On‑site airtightness design advice works because airtightness fails at interfaces, not on drawings.

Identifying leakage routes early avoids:

  • Programme delay
  • Costly rework
  • Access loss
  • Repeat defects
  • Trade conflict

Common Mistakes This Project Avoided

  • Booking tests based on appearance, not readiness
  • Leaving boxing close‑out until after a failure
  • Assuming fire stopping = airtight
  • Treating loft hatches as minor
  • Allowing late penetrations without resealing

CTA

If you have a plot approaching test day and you’re not confident it will pass, ATSPACE can provide on‑site airtightness design advice to identify leakage risks early.

Ask for:

  • On‑site airtightness design advice visits
  • Readiness checks before test booking
  • Repeatable close‑out guidance for house types
  • Support to increase first‑time pass rates

Frequently Asked Questions

What is on‑site airtightness design advice?
Practical guidance to help maintain a continuous airtight layer before testing.

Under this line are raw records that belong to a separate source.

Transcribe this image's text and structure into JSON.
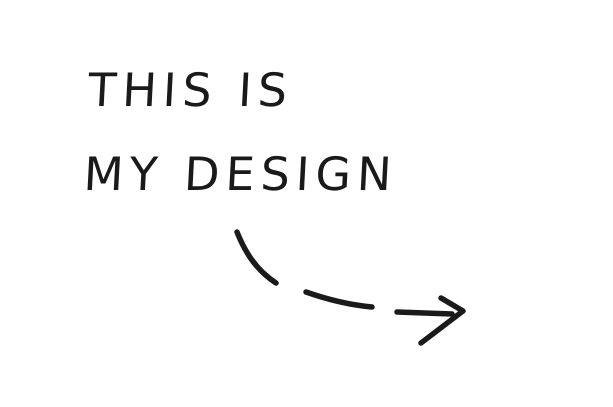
{
  "note": {
    "line1": "THIS IS",
    "line2": "MY DESIGN"
  },
  "arrow": {
    "icon": "dashed-curved-arrow-icon",
    "color": "#1a1a1a"
  },
  "colors": {
    "background": "#ffffff",
    "ink": "#1a1a1a"
  }
}
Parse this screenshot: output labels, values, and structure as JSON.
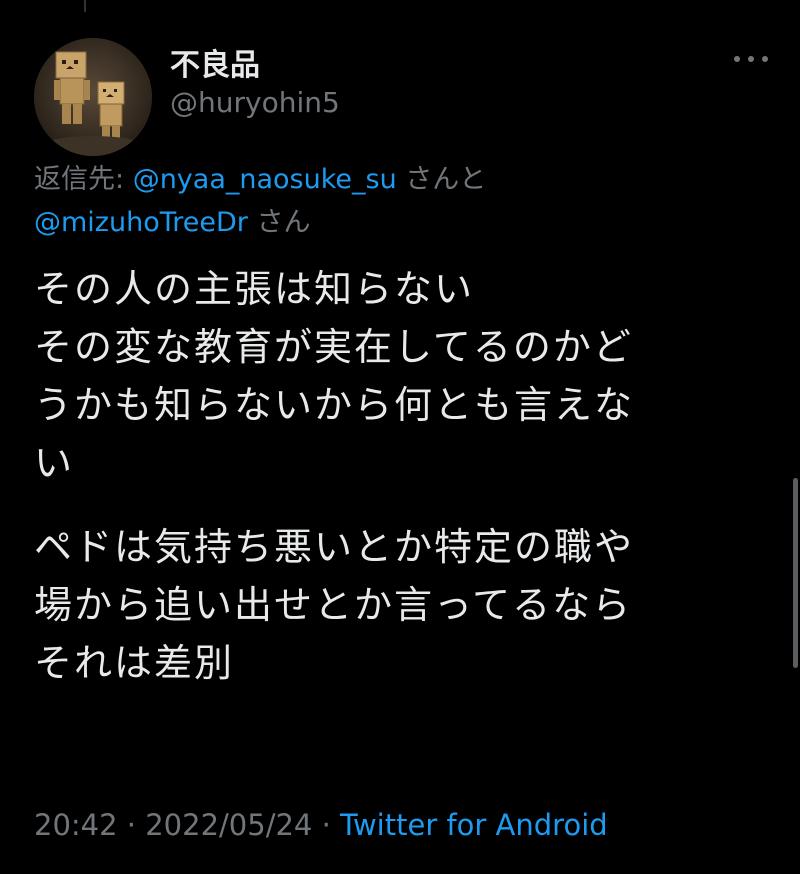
{
  "author": {
    "display_name": "不良品",
    "handle": "@huryohin5",
    "avatar_icon": "danbo-cardboard-robot-avatar"
  },
  "reply": {
    "prefix": "返信先: ",
    "mention_1": "@nyaa_naosuke_su",
    "joiner": " さんと",
    "mention_2": "@mizuhoTreeDr",
    "suffix": " さん"
  },
  "tweet": {
    "paragraphs": [
      {
        "lines": [
          "その人の主張は知らない",
          "その変な教育が実在してるのかど",
          "うかも知らないから何とも言えな",
          "い"
        ]
      },
      {
        "lines": [
          "ペドは気持ち悪いとか特定の職や",
          "場から追い出せとか言ってるなら",
          "それは差別"
        ]
      }
    ]
  },
  "meta": {
    "time": "20:42",
    "separator": " · ",
    "date": "2022/05/24",
    "source": "Twitter for Android"
  },
  "icons": {
    "more": "more-horizontal-icon"
  },
  "colors": {
    "background": "#000000",
    "text": "#e7e9ea",
    "secondary": "#71767b",
    "link": "#1d9bf0"
  }
}
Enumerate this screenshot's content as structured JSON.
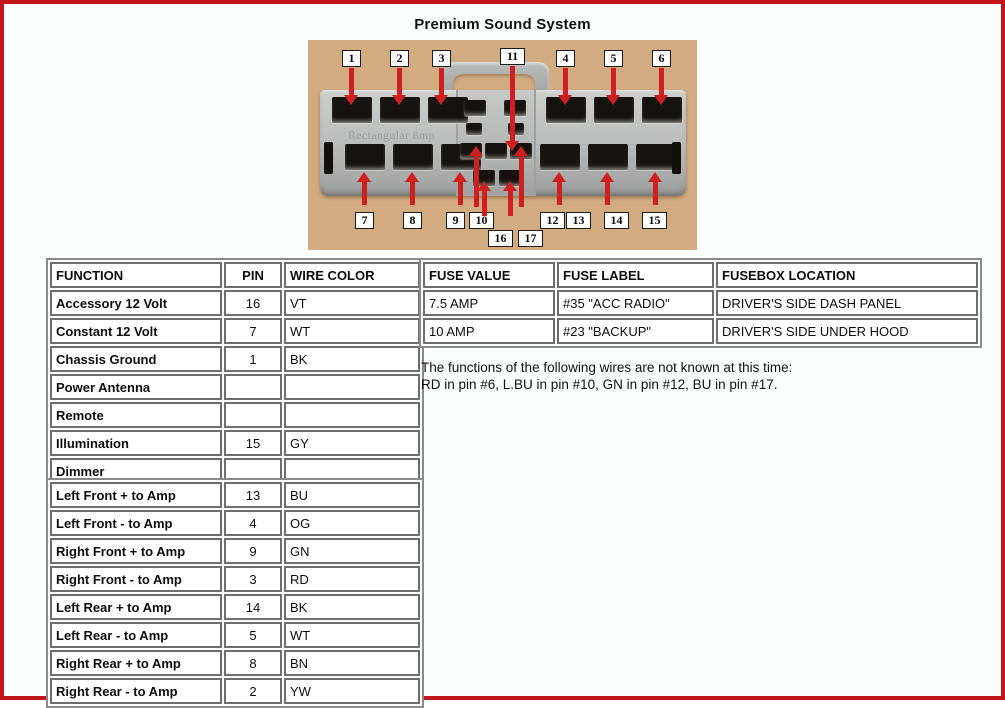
{
  "title": "Premium Sound System",
  "connector": {
    "watermark": "Rectangular 8mp",
    "top_pins": [
      "1",
      "2",
      "3",
      "11",
      "4",
      "5",
      "6"
    ],
    "bottom_pins": [
      "7",
      "8",
      "9",
      "10",
      "16",
      "17",
      "12",
      "13",
      "14",
      "15"
    ],
    "accent_color": "#cf2020",
    "background_color": "#d3ab80"
  },
  "function_table": {
    "headers": [
      "FUNCTION",
      "PIN",
      "WIRE COLOR"
    ],
    "rows": [
      {
        "function": "Accessory 12 Volt",
        "pin": "16",
        "color": "VT"
      },
      {
        "function": "Constant 12 Volt",
        "pin": "7",
        "color": "WT"
      },
      {
        "function": "Chassis Ground",
        "pin": "1",
        "color": "BK"
      },
      {
        "function": "Power Antenna",
        "pin": "",
        "color": ""
      },
      {
        "function": "Remote",
        "pin": "",
        "color": ""
      },
      {
        "function": "Illumination",
        "pin": "15",
        "color": "GY"
      },
      {
        "function": "Dimmer",
        "pin": "",
        "color": ""
      }
    ]
  },
  "amp_table": {
    "rows": [
      {
        "function": "Left Front + to Amp",
        "pin": "13",
        "color": "BU"
      },
      {
        "function": "Left Front - to Amp",
        "pin": "4",
        "color": "OG"
      },
      {
        "function": "Right Front + to Amp",
        "pin": "9",
        "color": "GN"
      },
      {
        "function": "Right Front - to Amp",
        "pin": "3",
        "color": "RD"
      },
      {
        "function": "Left Rear + to Amp",
        "pin": "14",
        "color": "BK"
      },
      {
        "function": "Left Rear - to Amp",
        "pin": "5",
        "color": "WT"
      },
      {
        "function": "Right Rear + to Amp",
        "pin": "8",
        "color": "BN"
      },
      {
        "function": "Right Rear - to Amp",
        "pin": "2",
        "color": "YW"
      }
    ]
  },
  "fuse_table": {
    "headers": [
      "FUSE VALUE",
      "FUSE LABEL",
      "FUSEBOX LOCATION"
    ],
    "rows": [
      {
        "value": "7.5 AMP",
        "label": "#35 \"ACC RADIO\"",
        "location": "DRIVER'S SIDE DASH PANEL"
      },
      {
        "value": "10 AMP",
        "label": "#23 \"BACKUP\"",
        "location": "DRIVER'S SIDE UNDER HOOD"
      }
    ]
  },
  "note": {
    "line1": "The functions of the following wires are not known at this time:",
    "line2": "RD in pin #6, L.BU in pin #10, GN in pin #12, BU in pin #17."
  }
}
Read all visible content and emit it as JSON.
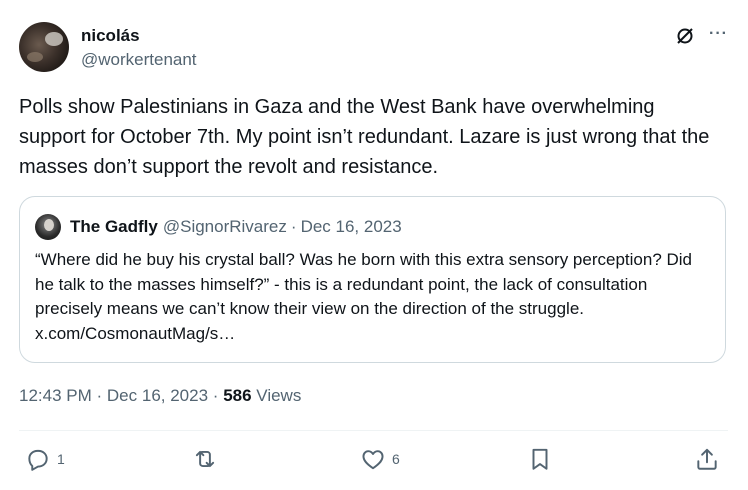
{
  "author": {
    "display_name": "nicolás",
    "handle": "@workertenant"
  },
  "tweet": {
    "text": "Polls show Palestinians in Gaza and the West Bank have overwhelming support for October 7th. My point isn’t redundant. Lazare is just wrong that the masses don’t support the revolt and resistance."
  },
  "quote": {
    "display_name": "The Gadfly",
    "handle": "@SignorRivarez",
    "separator": "·",
    "date": "Dec 16, 2023",
    "text": "“Where did he buy his crystal ball? Was he born with this extra sensory perception? Did he talk to the masses himself?” - this is a redundant point, the lack of consultation precisely means we can’t know their view on the direction of the struggle. x.com/CosmonautMag/s…"
  },
  "meta": {
    "time": "12:43 PM",
    "dot": "·",
    "date": "Dec 16, 2023",
    "views_count": "586",
    "views_label": "Views"
  },
  "actions": {
    "reply_count": "1",
    "repost_count": "",
    "like_count": "6"
  },
  "icons": [
    "grok-icon",
    "more-icon",
    "reply-icon",
    "repost-icon",
    "like-icon",
    "bookmark-icon",
    "share-icon"
  ],
  "colors": {
    "text": "#0f1419",
    "secondary": "#536471",
    "border": "#cfd9de"
  }
}
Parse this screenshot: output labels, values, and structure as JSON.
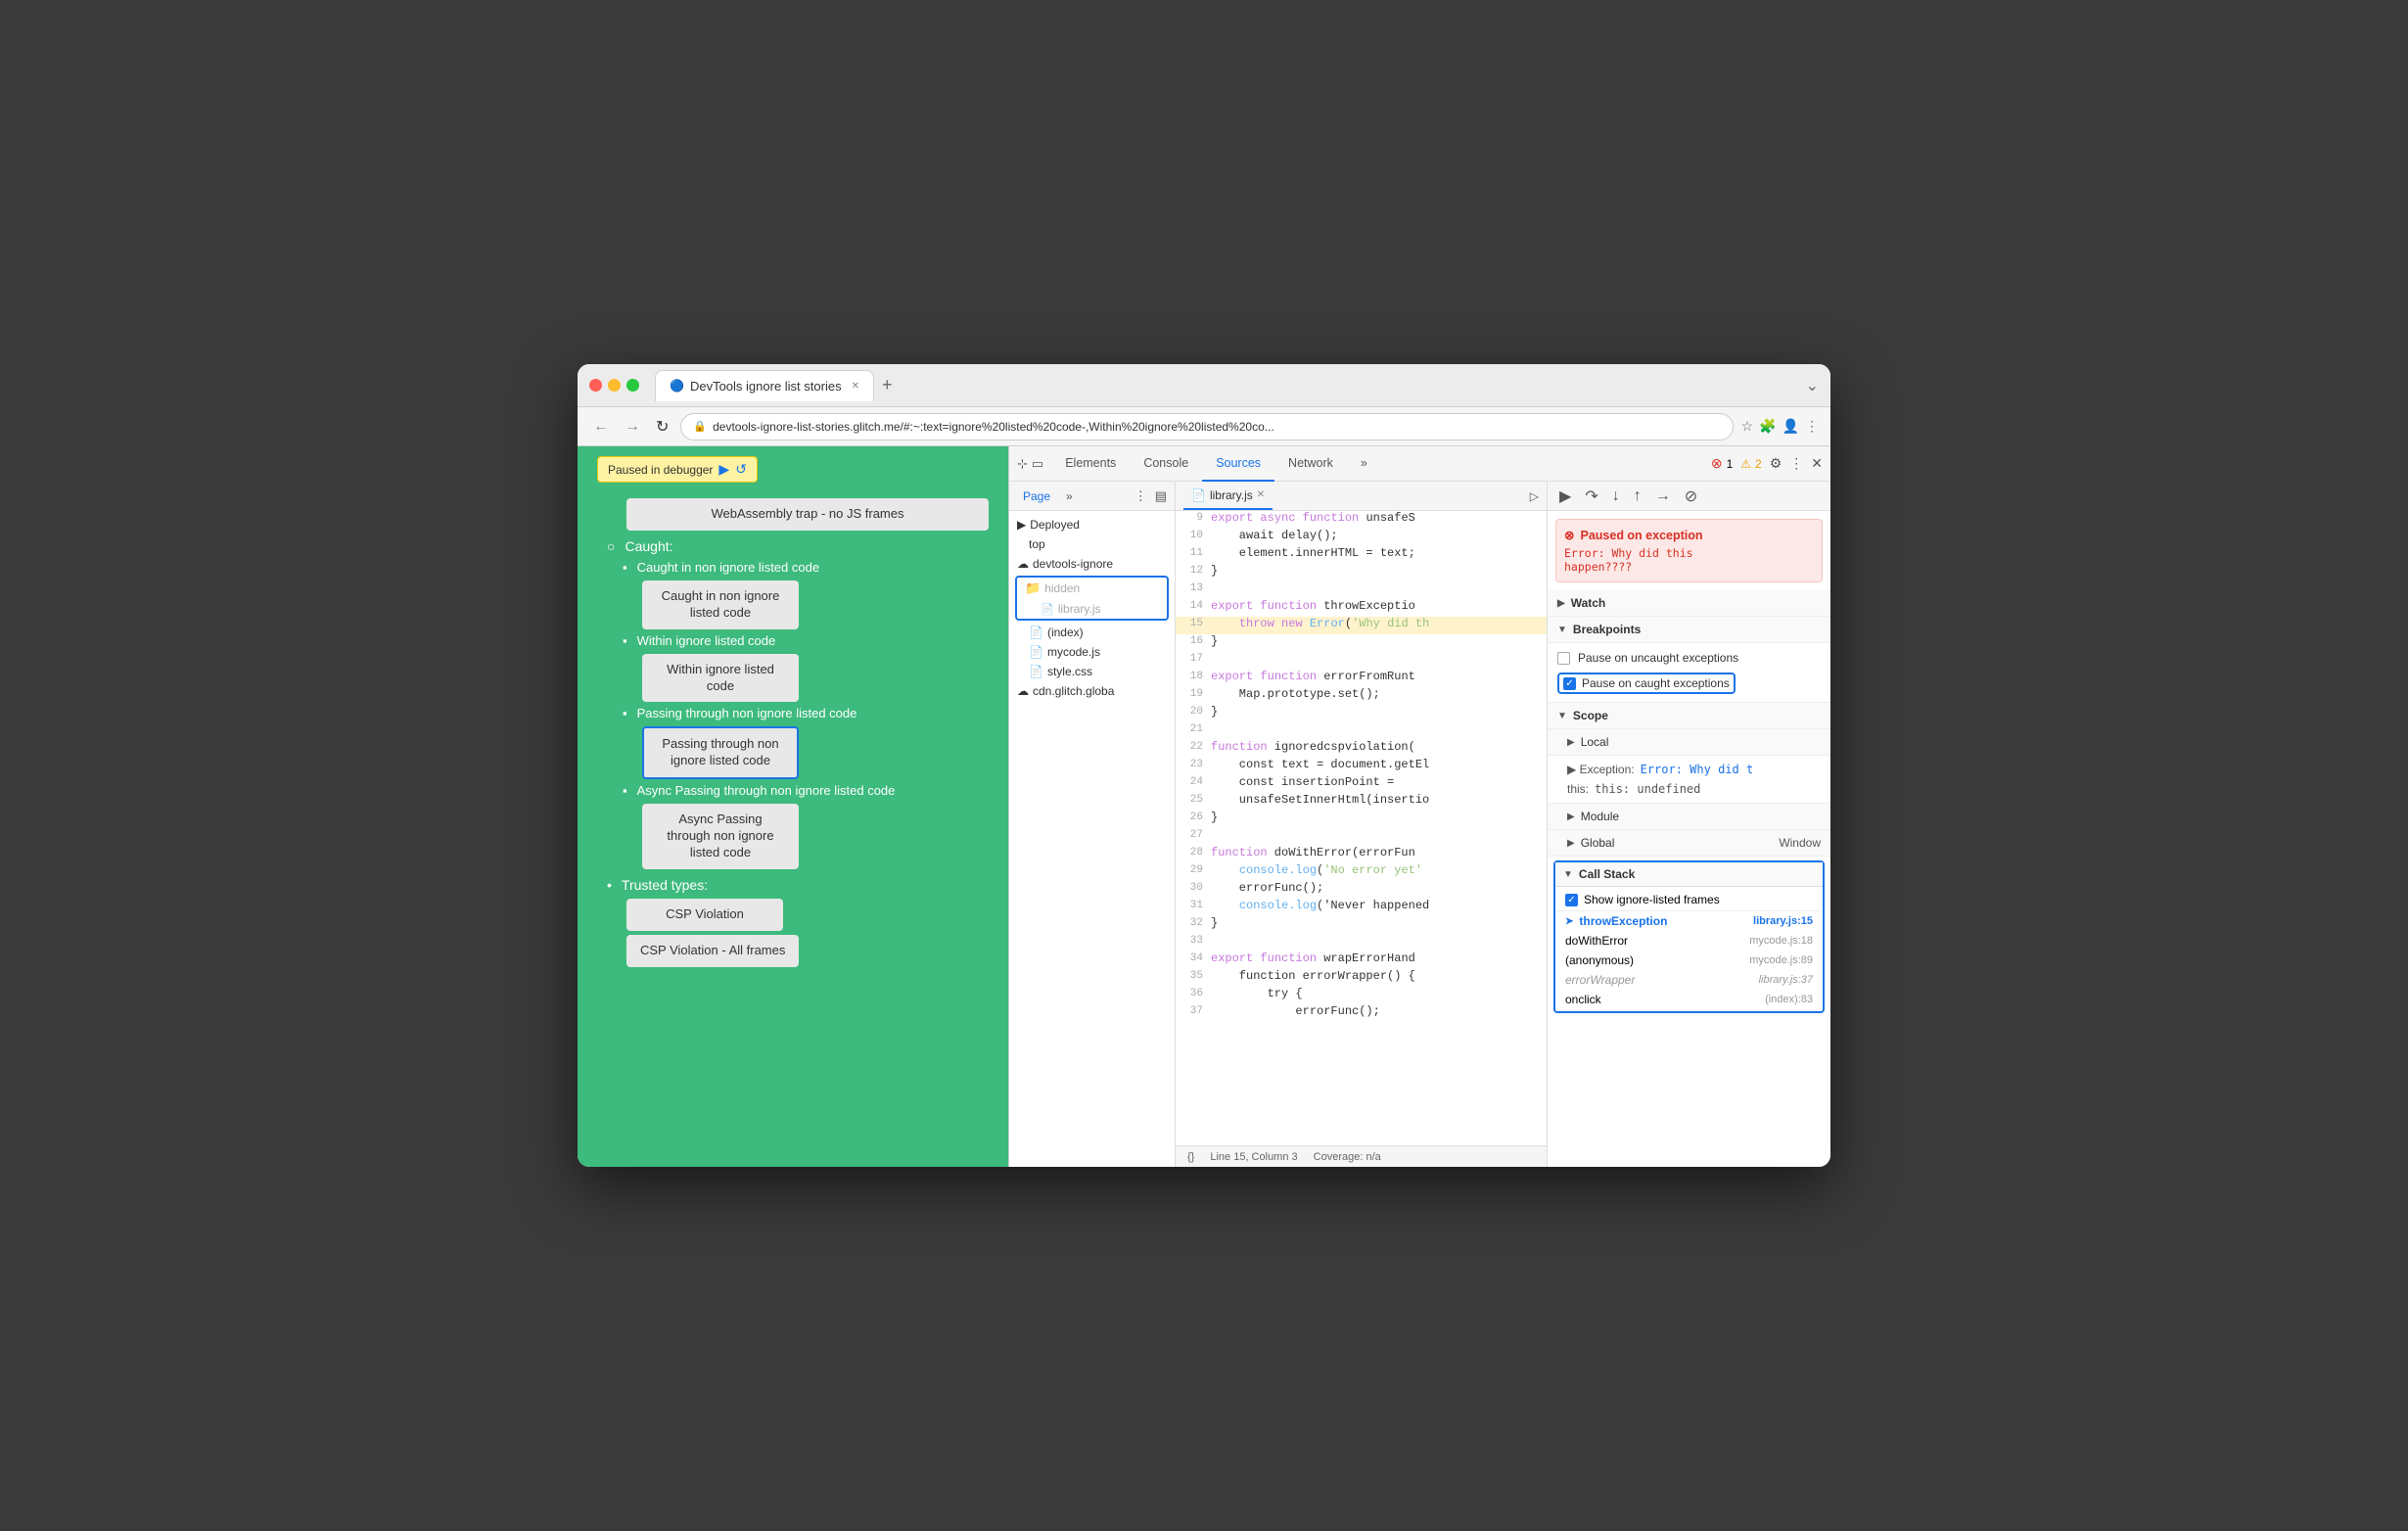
{
  "browser": {
    "tab_title": "DevTools ignore list stories",
    "tab_icon": "🔵",
    "address": "devtools-ignore-list-stories.glitch.me/#:~:text=ignore%20listed%20code-,Within%20ignore%20listed%20co...",
    "nav_more": "⌄"
  },
  "webpage": {
    "paused_label": "Paused in debugger",
    "webassembly_item": "WebAssembly trap - no JS frames",
    "caught_section": "Caught:",
    "caught_items": [
      {
        "label": "Caught in non ignore listed code",
        "btn_label": "Caught in non ignore\nlisted code"
      }
    ],
    "within_section": "Within ignore listed code",
    "within_btn": "Within ignore listed\ncode",
    "passing_section": "Passing through non ignore listed code",
    "passing_btn": "Passing through non\nignore listed code",
    "async_section": "Async Passing through\nnon ignore listed code",
    "async_btn": "Async Passing\nthrough non ignore\nlisted code",
    "trusted_section": "Trusted types:",
    "csp_btn1": "CSP Violation",
    "csp_btn2": "CSP Violation - All frames"
  },
  "devtools": {
    "tabs": [
      "Elements",
      "Console",
      "Sources",
      "Network"
    ],
    "active_tab": "Sources",
    "error_count": "1",
    "warn_count": "2",
    "sources_subtabs": [
      "Page",
      "»"
    ],
    "active_subtab": "Page",
    "file_tree": {
      "deployed": "Deployed",
      "top": "top",
      "devtools_ignore": "devtools-ignore",
      "hidden": "hidden",
      "library_js": "library.js",
      "index": "(index)",
      "mycode_js": "mycode.js",
      "style_css": "style.css",
      "cdn_glitch": "cdn.glitch.globa"
    },
    "editor": {
      "filename": "library.js",
      "lines": [
        {
          "num": 9,
          "content": "export async function unsafeS",
          "highlight": false
        },
        {
          "num": 10,
          "content": "    await delay();",
          "highlight": false
        },
        {
          "num": 11,
          "content": "    element.innerHTML = text;",
          "highlight": false
        },
        {
          "num": 12,
          "content": "}",
          "highlight": false
        },
        {
          "num": 13,
          "content": "",
          "highlight": false
        },
        {
          "num": 14,
          "content": "export function throwExceptio",
          "highlight": false
        },
        {
          "num": 15,
          "content": "    throw new Error('Why did th",
          "highlight": true
        },
        {
          "num": 16,
          "content": "}",
          "highlight": false
        },
        {
          "num": 17,
          "content": "",
          "highlight": false
        },
        {
          "num": 18,
          "content": "export function errorFromRunt",
          "highlight": false
        },
        {
          "num": 19,
          "content": "    Map.prototype.set();",
          "highlight": false
        },
        {
          "num": 20,
          "content": "}",
          "highlight": false
        },
        {
          "num": 21,
          "content": "",
          "highlight": false
        },
        {
          "num": 22,
          "content": "function ignoredcspviolation(",
          "highlight": false
        },
        {
          "num": 23,
          "content": "    const text = document.getEl",
          "highlight": false
        },
        {
          "num": 24,
          "content": "    const insertionPoint = ",
          "highlight": false
        },
        {
          "num": 25,
          "content": "    unsafeSetInnerHtml(insertio",
          "highlight": false
        },
        {
          "num": 26,
          "content": "}",
          "highlight": false
        },
        {
          "num": 27,
          "content": "",
          "highlight": false
        },
        {
          "num": 28,
          "content": "function doWithError(errorFun",
          "highlight": false
        },
        {
          "num": 29,
          "content": "    console.log('No error yet'",
          "highlight": false
        },
        {
          "num": 30,
          "content": "    errorFunc();",
          "highlight": false
        },
        {
          "num": 31,
          "content": "    console.log('Never happened",
          "highlight": false
        },
        {
          "num": 32,
          "content": "}",
          "highlight": false
        },
        {
          "num": 33,
          "content": "",
          "highlight": false
        },
        {
          "num": 34,
          "content": "export function wrapErrorHand",
          "highlight": false
        },
        {
          "num": 35,
          "content": "    function errorWrapper() {",
          "highlight": false
        },
        {
          "num": 36,
          "content": "        try {",
          "highlight": false
        },
        {
          "num": 37,
          "content": "            errorFunc();",
          "highlight": false
        }
      ],
      "status_line": "Line 15, Column 3",
      "coverage": "Coverage: n/a"
    },
    "right_panel": {
      "paused_exception": {
        "title": "⊗ Paused on exception",
        "message": "Error: Why did this\nhappen????"
      },
      "watch_label": "Watch",
      "breakpoints_label": "Breakpoints",
      "pause_uncaught": "Pause on uncaught exceptions",
      "pause_caught": "Pause on caught exceptions",
      "scope_label": "Scope",
      "local_label": "Local",
      "exception_val": "Exception: Error: Why did t",
      "this_val": "this: undefined",
      "module_label": "Module",
      "global_label": "Global",
      "global_val": "Window",
      "call_stack_label": "Call Stack",
      "show_ignored": "Show ignore-listed frames",
      "stack_frames": [
        {
          "fn": "throwException",
          "loc": "library.js:15",
          "active": true,
          "ignored": false
        },
        {
          "fn": "doWithError",
          "loc": "mycode.js:18",
          "active": false,
          "ignored": false
        },
        {
          "fn": "(anonymous)",
          "loc": "mycode.js:89",
          "active": false,
          "ignored": false
        },
        {
          "fn": "errorWrapper",
          "loc": "library.js:37",
          "active": false,
          "ignored": true
        },
        {
          "fn": "onclick",
          "loc": "(index):83",
          "active": false,
          "ignored": false
        }
      ]
    }
  }
}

When is the best time to bring in airtightness design advice?
Before test day — ideally while junctions are still accessible.

Why do individual plots fail airtightness tests?
Hidden service penetrations, meter cupboard gaps, loft hatch sealing, and boxing that hides rather than seals leaks.

Does design advice reduce retests across the site?
Yes — especially when fixes are applied across multiple similar plots.

Can ATSPACE support after a failure too?
Yes. We can diagnose dominant leakage routes and develop a fast remedial plan.